Resemble AI has released DramaBox, an open-source text-to-speech model that takes screenplay-style prompts and turns them into voiced performances. Dialogue goes inside quotes. Stage directions, like sighs, whispers, or a cracking voice, sit outside the quotes, and the model treats them as performance cues rather than words to speak. The model card is live on Hugging Face.
Voice cloning is optional. A 10-second reference clip locks the timbre while the prompt still controls emotion and pacing. Skip the reference and DramaBox invents a voice from the speaker description.
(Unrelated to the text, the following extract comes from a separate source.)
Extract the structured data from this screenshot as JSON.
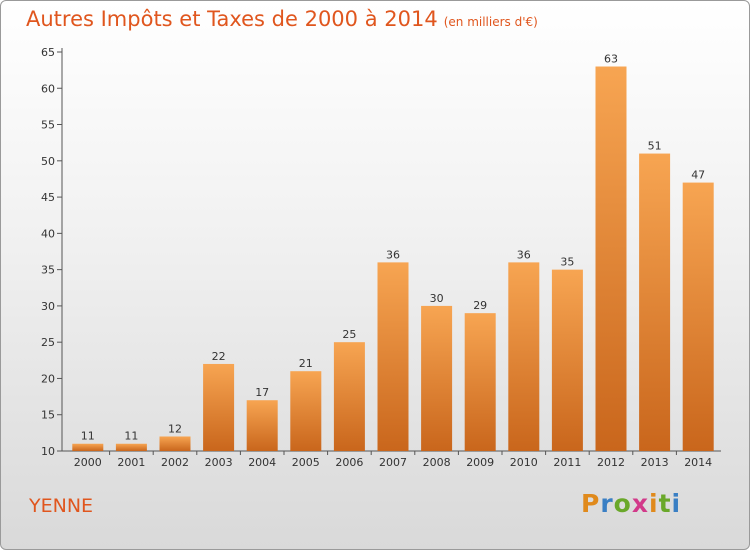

Output is 48kHz stereo, and every clip gets a Resemble Perth watermark that the company says survives MP3 compression and routine edits at near-100% detection accuracy.
Under the hood it is an IC-LoRA fine-tune of Lightricks' LTX-2.3, the 3.3B-parameter audio branch of the LTX-2 video model, conditioned on Gemma 3 12B text embeddings at 4-bit quantization. Resemble's launch post pegs generation at around 2.5 seconds on a warm H100 with roughly 24 GB peak VRAM. The release is English-only, which Resemble calls deliberate, trading language coverage for quality on directable speech.
Code is on GitHub under the LTX-2 Community License, and the trainer supports stacking your own LoRA on top of the DramaBox checkpoint. Performance and watermark robustness claims are self-reported; no third-party evaluations have surfaced yet.
Bottom Line
DramaBox runs in roughly 2.5 seconds on a 24 GB H100 and watermarks every output by default unless explicitly disabled.
Quick Facts
- Base model: LTX-2.3 audio branch, 3.3B parameters
- Text encoder: Gemma 3 12B at 4-bit quantization
- Voice cloning reference length: 10 seconds
- Output: 48 kHz stereo with Resemble Perth watermark
- Peak VRAM: approximately 24 GB on H100 (company-reported)
- Language support: English only at launch